Where I live, far away from tech, it's almost impossible to land a job in ML / AI / DS unless you have a (minimum) Masters degree in something relevant. Preferably a Ph.D and solid experience to show for - I know because I work in the field, and lots of F500 dinosaurs are just now waking up. But are also unfortunately clinging to their old ways of hiring people.
Schools all over are also picking up slack, starting to offer specialized graduate degrees in those domains. When I got my degree in ML, it was a sub-field at my schools engineering department, mixed up with signal processing and control theory groups.
When first trying to get a job, the main problem was to explain what I actually could bring and do, and a lot of the recruiters or managers had no idea what Machine Learning was. Then you said "It's basically Artificial Intelligence" and, and they were instantly wooed.
I'm a senior data scientist at vc-back startup. I'm in a hybrid data scientist/ machine learning engineering role, where I build and train ml and deep learning models and also build the scaffolding them to support their production usage. But my previous roles included being a business analyst, project manager, and research analyst. My undergrad education was in Creative Writing and the social sciences.
While I kind of accidentally transitioned into this career, how I got here is similar to most folks coming from a different background. Lot's of self-study and experimentation. I think one of the challenges to transitioning into ML and deep learning is that there are so many applications, domains, and input formats. It can be overwhelming to learn about vision, nlp, tabular, time-series and all other formats, applications and domains.
Things solidified for me when I found a space I found compelling and I was able to dive deep into it. You kind of learn the fundamentals along the way through experimentations and reflection. My pattern was pick up a model or architecture. Learn to apply it first to get familiar with it, experiment with different data, and then go back to build it from scratch to learn the fundamentals. That and I read a lot of papers related to problems I was interested in. After a while, I started developing intuitions around classes of problems and how to engage them (in DS you rarely ever solve the problem, there's always room to improve the model ...)
I have a serious question (not for bashing)
Can you please describe what part of your job CANNOT be automated?
Really none of it is really automatable.
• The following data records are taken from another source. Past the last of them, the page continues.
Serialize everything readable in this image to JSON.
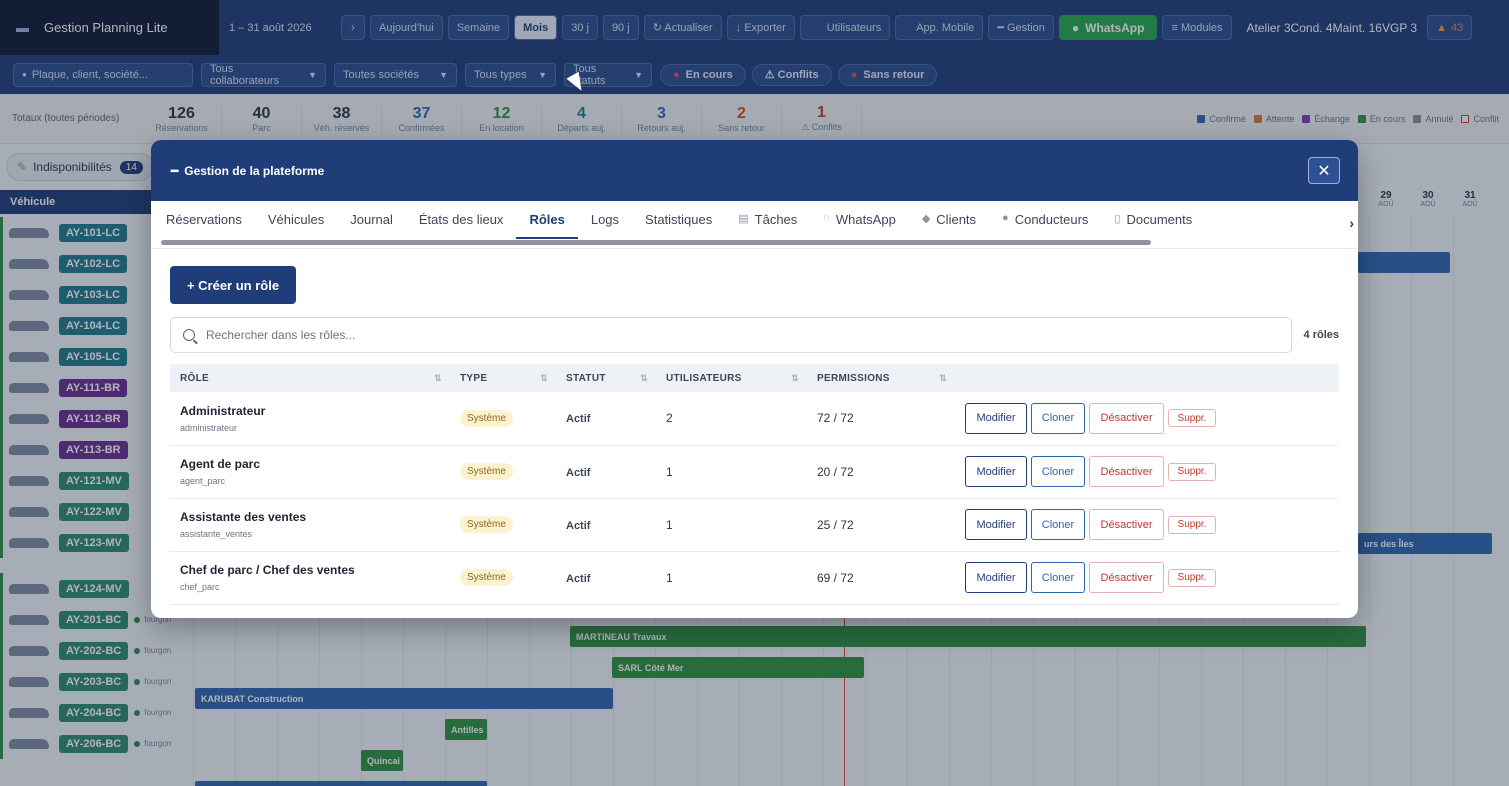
{
  "topbar": {
    "app_title": "Gestion Planning Lite",
    "date_range": "1 – 31 août 2026",
    "next_label": "›",
    "buttons": {
      "today": "Aujourd'hui",
      "week": "Semaine",
      "month": "Mois",
      "d30": "30 j",
      "d90": "90 j",
      "refresh": "↻ Actualiser",
      "export": "↓ Exporter",
      "users": "Utilisateurs",
      "mobile": "App. Mobile",
      "manage": "━ Gestion",
      "whatsapp": "WhatsApp",
      "modules": "≡ Modules"
    },
    "counts_text": "Atelier 3Cond. 4Maint. 16VGP 3",
    "alert_count": "43"
  },
  "filters": {
    "search_placeholder": "Plaque, client, société...",
    "collaborators": "Tous collaborateurs",
    "companies": "Toutes sociétés",
    "types": "Tous types",
    "statuses": "Tous statuts",
    "pill_ongoing": "En cours",
    "pill_conflicts": "⚠ Conflits",
    "pill_noreturn": "Sans retour"
  },
  "stats": {
    "label": "Totaux (toutes périodes)",
    "items": [
      {
        "n": "126",
        "l": "Réservations",
        "c": "#2b3445"
      },
      {
        "n": "40",
        "l": "Parc",
        "c": "#2b3445"
      },
      {
        "n": "38",
        "l": "Véh. réservés",
        "c": "#2b3445"
      },
      {
        "n": "37",
        "l": "Confirmées",
        "c": "#2f66b0"
      },
      {
        "n": "12",
        "l": "En location",
        "c": "#2f8f3e"
      },
      {
        "n": "4",
        "l": "Départs auj.",
        "c": "#1f7a8c"
      },
      {
        "n": "3",
        "l": "Retours auj.",
        "c": "#2f66b0"
      },
      {
        "n": "2",
        "l": "Sans retour",
        "c": "#d35400"
      },
      {
        "n": "1",
        "l": "⚠ Conflits",
        "c": "#c0392b"
      }
    ],
    "legend": [
      {
        "label": "Confirmé",
        "color": "#2f66b0"
      },
      {
        "label": "Attente",
        "color": "#d9773a"
      },
      {
        "label": "Échange",
        "color": "#7b3fb0"
      },
      {
        "label": "En cours",
        "color": "#2f8f3e"
      },
      {
        "label": "Annulé",
        "color": "#8a8f99"
      },
      {
        "label": "Conflit",
        "color": "#ffffff"
      }
    ]
  },
  "planning": {
    "indispo_label": "Indisponibilités",
    "indispo_count": "14",
    "vehicle_header": "Véhicule",
    "day_headers": [
      {
        "d": "29",
        "m": "AOÛ"
      },
      {
        "d": "30",
        "m": "AOÛ"
      },
      {
        "d": "31",
        "m": "AOÛ"
      }
    ],
    "vehicles": [
      {
        "plate": "AY-101-LC",
        "cls": "teal",
        "cat": ""
      },
      {
        "plate": "AY-102-LC",
        "cls": "teal",
        "cat": ""
      },
      {
        "plate": "AY-103-LC",
        "cls": "teal",
        "cat": ""
      },
      {
        "plate": "AY-104-LC",
        "cls": "teal",
        "cat": ""
      },
      {
        "plate": "AY-105-LC",
        "cls": "teal",
        "cat": ""
      },
      {
        "plate": "AY-111-BR",
        "cls": "purple",
        "cat": ""
      },
      {
        "plate": "AY-112-BR",
        "cls": "purple",
        "cat": ""
      },
      {
        "plate": "AY-113-BR",
        "cls": "purple",
        "cat": ""
      },
      {
        "plate": "AY-121-MV",
        "cls": "green",
        "cat": ""
      },
      {
        "plate": "AY-122-MV",
        "cls": "green",
        "cat": ""
      },
      {
        "plate": "AY-123-MV",
        "cls": "green",
        "cat": ""
      },
      {
        "plate": "AY-124-MV",
        "cls": "green",
        "cat": ""
      },
      {
        "plate": "AY-201-BC",
        "cls": "green",
        "cat": "fourgon"
      },
      {
        "plate": "AY-202-BC",
        "cls": "green",
        "cat": "fourgon"
      },
      {
        "plate": "AY-203-BC",
        "cls": "green",
        "cat": "fourgon"
      },
      {
        "plate": "AY-204-BC",
        "cls": "green",
        "cat": "fourgon"
      },
      {
        "plate": "AY-206-BC",
        "cls": "green",
        "cat": "fourgon"
      }
    ],
    "bookings": {
      "b1": "MARTINEAU Travaux",
      "b2": "SARL Côté Mer",
      "b3": "KARUBAT Construction",
      "b4": "Antilles",
      "b5": "Quincai",
      "b6": "urs des Îles"
    }
  },
  "modal": {
    "title": "Gestion de la plateforme",
    "close": "✕",
    "tabs": [
      {
        "label": "Réservations",
        "icon": ""
      },
      {
        "label": "Véhicules",
        "icon": ""
      },
      {
        "label": "Journal",
        "icon": ""
      },
      {
        "label": "États des lieux",
        "icon": ""
      },
      {
        "label": "Rôles",
        "icon": ""
      },
      {
        "label": "Logs",
        "icon": ""
      },
      {
        "label": "Statistiques",
        "icon": ""
      },
      {
        "label": "Tâches",
        "icon": "▤"
      },
      {
        "label": "WhatsApp",
        "icon": "◌"
      },
      {
        "label": "Clients",
        "icon": "◆"
      },
      {
        "label": "Conducteurs",
        "icon": "●"
      },
      {
        "label": "Documents",
        "icon": "▯"
      }
    ],
    "active_tab": "Rôles",
    "create_label": "+ Créer un rôle",
    "search_placeholder": "Rechercher dans les rôles...",
    "role_count": "4 rôles",
    "columns": [
      "RÔLE",
      "TYPE",
      "STATUT",
      "UTILISATEURS",
      "PERMISSIONS"
    ],
    "actions": {
      "modify": "Modifier",
      "clone": "Cloner",
      "deactivate": "Désactiver",
      "delete": "Suppr."
    },
    "rows": [
      {
        "name": "Administrateur",
        "slug": "administrateur",
        "type": "Système",
        "status": "Actif",
        "users": "2",
        "perms": "72 / 72"
      },
      {
        "name": "Agent de parc",
        "slug": "agent_parc",
        "type": "Système",
        "status": "Actif",
        "users": "1",
        "perms": "20 / 72"
      },
      {
        "name": "Assistante des ventes",
        "slug": "assistante_ventes",
        "type": "Système",
        "status": "Actif",
        "users": "1",
        "perms": "25 / 72"
      },
      {
        "name": "Chef de parc / Chef des ventes",
        "slug": "chef_parc",
        "type": "Système",
        "status": "Actif",
        "users": "1",
        "perms": "69 / 72"
      }
    ]
  }
}
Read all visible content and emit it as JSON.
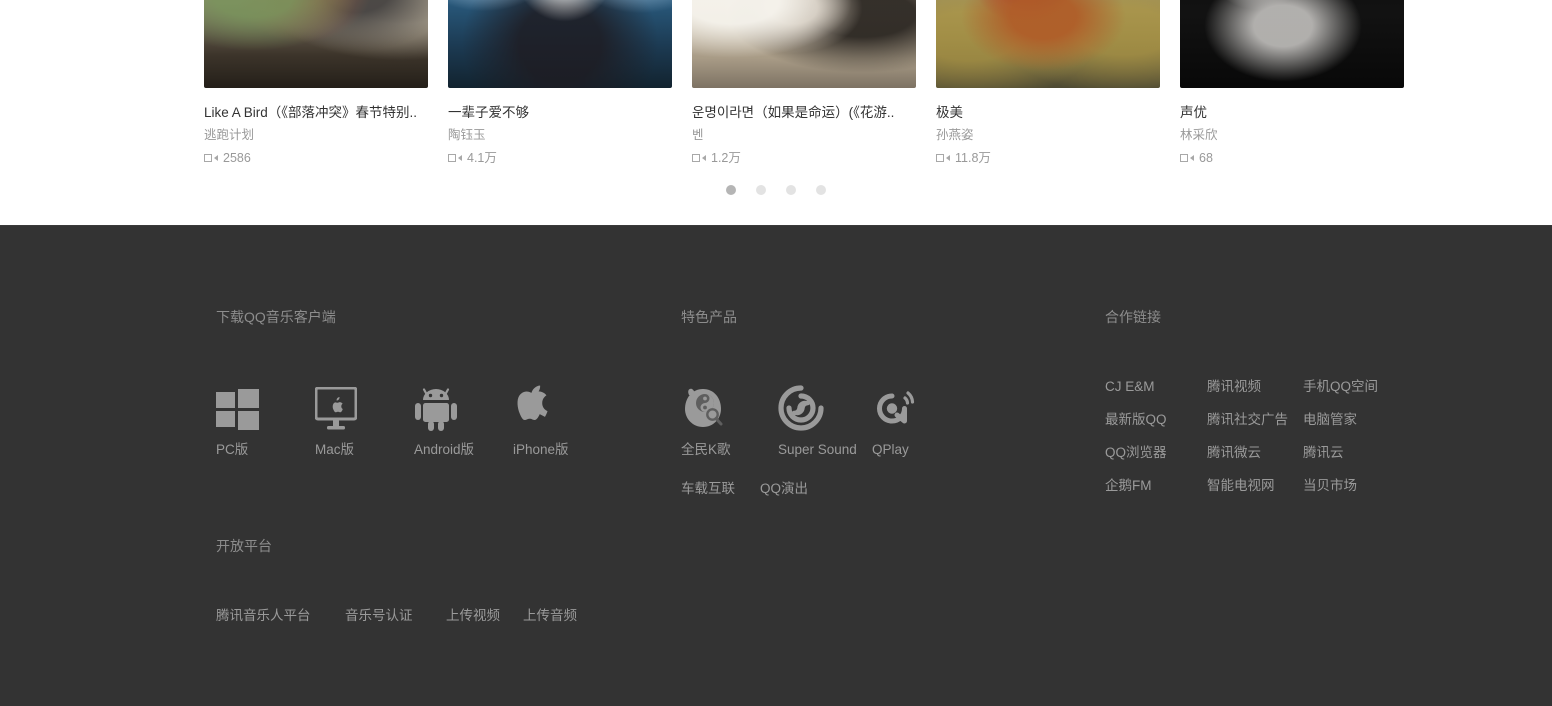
{
  "mv_carousel": {
    "cards": [
      {
        "title": "Like A Bird（《部落冲突》春节特别..",
        "artist": "逃跑计划",
        "plays": "2586",
        "play_icon": "video-camera-icon",
        "thumb_desc": "indoor-band-scene"
      },
      {
        "title": "一辈子爱不够",
        "artist": "陶钰玉",
        "plays": "4.1万",
        "play_icon": "video-camera-icon",
        "thumb_desc": "blue-stage-scene"
      },
      {
        "title": "운명이라면（如果是命运）(《花游..",
        "artist": "벤",
        "plays": "1.2万",
        "play_icon": "video-camera-icon",
        "thumb_desc": "wedding-scene"
      },
      {
        "title": "极美",
        "artist": "孙燕姿",
        "plays": "11.8万",
        "play_icon": "video-camera-icon",
        "thumb_desc": "autumn-field-scene"
      },
      {
        "title": "声优",
        "artist": "林采欣",
        "plays": "68",
        "play_icon": "video-camera-icon",
        "thumb_desc": "bw-performance-scene"
      }
    ],
    "dots": [
      {
        "active": true
      },
      {
        "active": false
      },
      {
        "active": false
      },
      {
        "active": false
      }
    ]
  },
  "footer": {
    "download": {
      "heading": "下载QQ音乐客户端",
      "items": [
        {
          "label": "PC版",
          "icon": "windows-icon"
        },
        {
          "label": "Mac版",
          "icon": "mac-desktop-icon"
        },
        {
          "label": "Android版",
          "icon": "android-icon"
        },
        {
          "label": "iPhone版",
          "icon": "apple-icon"
        }
      ]
    },
    "products": {
      "heading": "特色产品",
      "items": [
        {
          "label": "全民K歌",
          "icon": "kge-penguin-mic-icon"
        },
        {
          "label": "Super Sound",
          "icon": "super-sound-swirl-icon"
        },
        {
          "label": "QPlay",
          "icon": "qplay-wave-icon"
        }
      ],
      "extra_links": [
        "车载互联",
        "QQ演出"
      ]
    },
    "partner_links": {
      "heading": "合作链接",
      "items": [
        "CJ E&M",
        "腾讯视频",
        "手机QQ空间",
        "最新版QQ",
        "腾讯社交广告",
        "电脑管家",
        "QQ浏览器",
        "腾讯微云",
        "腾讯云",
        "企鹅FM",
        "智能电视网",
        "当贝市场"
      ]
    },
    "open_platform": {
      "heading": "开放平台",
      "items": [
        "腾讯音乐人平台",
        "音乐号认证",
        "上传视频",
        "上传音频"
      ]
    },
    "colors": {
      "background": "#333333",
      "heading_text": "#8d8d8d",
      "link_text": "#9a9a9a",
      "icon_fill": "#9a9a9a"
    }
  }
}
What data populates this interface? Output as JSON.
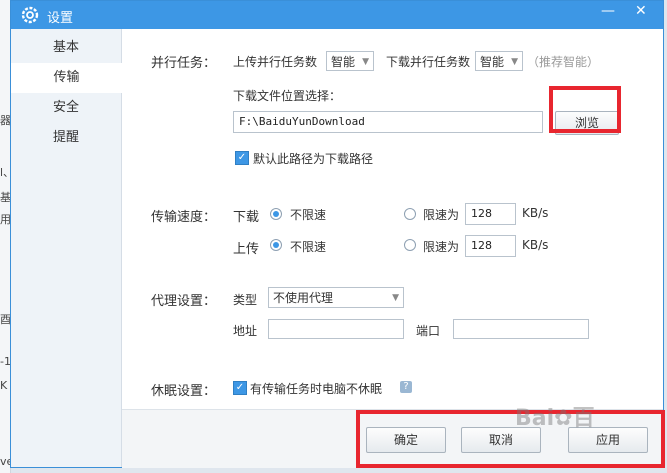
{
  "window": {
    "title": "设置",
    "min_label": "—",
    "close_label": "✕"
  },
  "background_fragments": [
    "器",
    "l、",
    "基",
    "用",
    "酉",
    "-1",
    "K",
    "ve"
  ],
  "sidebar": {
    "items": [
      {
        "label": "基本"
      },
      {
        "label": "传输",
        "active": true
      },
      {
        "label": "安全"
      },
      {
        "label": "提醒"
      }
    ]
  },
  "parallel": {
    "label": "并行任务：",
    "upload_label": "上传并行任务数",
    "upload_value": "智能",
    "download_label": "下载并行任务数",
    "download_value": "智能",
    "recommend": "（推荐智能）"
  },
  "location": {
    "label": "下载文件位置选择：",
    "path": "F:\\BaiduYunDownload",
    "browse": "浏览",
    "default_check": "默认此路径为下载路径"
  },
  "speed": {
    "label": "传输速度：",
    "download_label": "下载",
    "upload_label": "上传",
    "unlimited": "不限速",
    "limit": "限速为",
    "download_value": "128",
    "upload_value": "128",
    "unit": "KB/s"
  },
  "proxy": {
    "label": "代理设置：",
    "type_label": "类型",
    "type_value": "不使用代理",
    "addr_label": "地址",
    "port_label": "端口",
    "addr_value": "",
    "port_value": ""
  },
  "sleep": {
    "label": "休眠设置：",
    "check": "有传输任务时电脑不休眠",
    "help": "?"
  },
  "footer": {
    "ok": "确定",
    "cancel": "取消",
    "apply": "应用"
  },
  "watermark": "Bai✿百"
}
I'm working developing NLP features for our product (question answering, search, neural machine translation, dialog, etc). Our customer data is diverse, in different formats, and thier use cases are all distinct. So most of my work is novel applied research and development.
If it's helpful, I dropped out of both schools — the vast majority of my knowledge is self taught!
This is so incredibly important for me and, based on my conversations, many others as well.
The other thing I struggle with is the feeling that many of the problems I wish to solve are likely also solvable with simpler statistical methods and that I'm just being a poser by trying to pound them home with the ML hammer.
(For reference, I’m an undergrad looking to get into this field)
I think when you shift into pure research, yes a deep probability, information theory, linear algebra, and calculus background are needed. But at the level, you're rarely writing code and more likely working at theoretical level.
1. Most of your time is spent transforming data. Very little is spent building models.
2. Most of the eye-grabbing stuff that makes headlines is inapplicable. My application involves decisions that are expensive and can be safety critical. The models themselves have to be simple enough to be reasoned about, or they're no use.
You might argue that this means what I'm actually doing is statistics.
Also, most folks I know that are making practical deep learning contributions are doing so by combining their pre-existing domain expertise with their new deep learning skills. E.g. a journalist analyzing a large corpus of text for a story, or an oil&gas analyst building models from well plots, etc.
With math, on paper say, it is hard to tell if you are doing it right or wrong. You can trick yourself quite easily. A compelling proof can have a huge hole.
You can still trick yourself programming -- in a sense, that is what a bug is -- but it is much harder.
The upshot is, I think it is easier to teach yourself math that is applied to a computer program than math on a piece of paper.
Too many people going into ML could skew the supply/demand into making it a worse job option (more work, less pay), like game programming or academia.
The caveat is that I've worked on ML in the past and I think that the work is maybe less intellectual than software engineering - with complex enough models they become impossible to understand and you start to just try out ideas based on random intuitions. The thing I mostly like about it is the ability to use math and more independent style of work - no scrum, less need for cooperation with other team members etc..
What's happening at least in Australia now is that contract rates (a good indicator of the supply/demand ratio) has halved for ML engineers. Which means (a) a lot of people want to be ML engineers and (b) there aren't that many jobs for them.
It makes finding good positions really hard.
Also thanks for telling us how you became a practitioner. It's definitely relatable and not a humble brag at all.